Zaida- Montse- Jordi -el Ni O Polla May 2026
One Tuesday, under a sky the color of a dirty mop, the four crossed paths.
In the dusty outskirts of L’Hospitalet, three names were whispered in the same breath: Zaida, Montse, and Jordi. But the fourth— el niño polla —was the one that made the old ladies cross themselves and the stray dogs bark at noon.
was the mechanic. She could take apart a Renault 12 with her eyes closed and rebuild it before the tortilla de patatas finished curdling. Her hands were always stained with grease and bad decisions. She had a heart that clanked like a loose piston, and she loved only one thing: speed. Not in cars—in endings. She liked to finish fights, friendships, and affairs before they got boring. Zaida- Montse- Jordi -el ni o polla
Zaida needed a getaway driver for a heist she’d invented just to feel alive. Montse needed a corpse—she’d always wanted to arrange funeral flowers around a real dead body. Jordi needed a problem to solve, and el niño polla needed a way out of a debt with a man who collected teeth.
Zaida smiled. Montse lit a cigarette. Jordi began counting the cracks in the ceiling. One Tuesday, under a sky the color of
So they sat together in a bar called El Último Round . No one spoke for ten minutes. Then the kid laughed—a dry, sharp sound like a can being punctured.

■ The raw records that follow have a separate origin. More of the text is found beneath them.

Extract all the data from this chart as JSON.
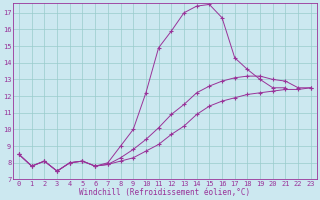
{
  "xlabel": "Windchill (Refroidissement éolien,°C)",
  "bg_color": "#cce8f0",
  "line_color": "#993399",
  "grid_color": "#99cccc",
  "xlim": [
    -0.5,
    23.5
  ],
  "ylim": [
    7,
    17.6
  ],
  "xticks": [
    0,
    1,
    2,
    3,
    4,
    5,
    6,
    7,
    8,
    9,
    10,
    11,
    12,
    13,
    14,
    15,
    16,
    17,
    18,
    19,
    20,
    21,
    22,
    23
  ],
  "yticks": [
    7,
    8,
    9,
    10,
    11,
    12,
    13,
    14,
    15,
    16,
    17
  ],
  "line1_x": [
    0,
    1,
    2,
    3,
    4,
    5,
    6,
    7,
    8,
    9,
    10,
    11,
    12,
    13,
    14,
    15,
    16,
    17,
    18,
    19,
    20,
    21
  ],
  "line1_y": [
    8.5,
    7.8,
    8.1,
    7.5,
    8.0,
    8.1,
    7.8,
    8.0,
    9.0,
    10.0,
    12.2,
    14.9,
    15.9,
    17.0,
    17.4,
    17.5,
    16.7,
    14.3,
    13.6,
    13.0,
    12.5,
    12.5
  ],
  "line2_x": [
    0,
    1,
    2,
    3,
    4,
    5,
    6,
    7,
    8,
    9,
    10,
    11,
    12,
    13,
    14,
    15,
    16,
    17,
    18,
    19,
    20,
    21,
    22,
    23
  ],
  "line2_y": [
    8.5,
    7.8,
    8.1,
    7.5,
    8.0,
    8.1,
    7.8,
    7.9,
    8.1,
    8.3,
    8.7,
    9.1,
    9.7,
    10.2,
    10.9,
    11.4,
    11.7,
    11.9,
    12.1,
    12.2,
    12.3,
    12.4,
    12.4,
    12.5
  ],
  "line3_x": [
    0,
    1,
    2,
    3,
    4,
    5,
    6,
    7,
    8,
    9,
    10,
    11,
    12,
    13,
    14,
    15,
    16,
    17,
    18,
    19,
    20,
    21,
    22,
    23
  ],
  "line3_y": [
    8.5,
    7.8,
    8.1,
    7.5,
    8.0,
    8.1,
    7.8,
    7.9,
    8.3,
    8.8,
    9.4,
    10.1,
    10.9,
    11.5,
    12.2,
    12.6,
    12.9,
    13.1,
    13.2,
    13.2,
    13.0,
    12.9,
    12.5,
    12.5
  ],
  "tick_fontsize": 5,
  "xlabel_fontsize": 5.5
}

was the accountant. He counted everything: steps, sighs, the seconds between raindrops. He lived in a basement full of ledgers and old lottery tickets. Jordi believed that chaos was just math that hadn't been solved yet. He was afraid of Zaida’s smile and Montse’s silences, but most of all, he was afraid of the boy they called el niño polla . was the mechanic
was the florist. Except she hated flowers. She sold them, but each rose was a small betrayal, each lily a funeral she hadn't been invited to. Montse wore black every day, not out of mourning but because it matched her soul. She spoke in proverbs that made no sense. “A knife doesn't argue with the tomato,” she’d say, handing you a wilted daisy.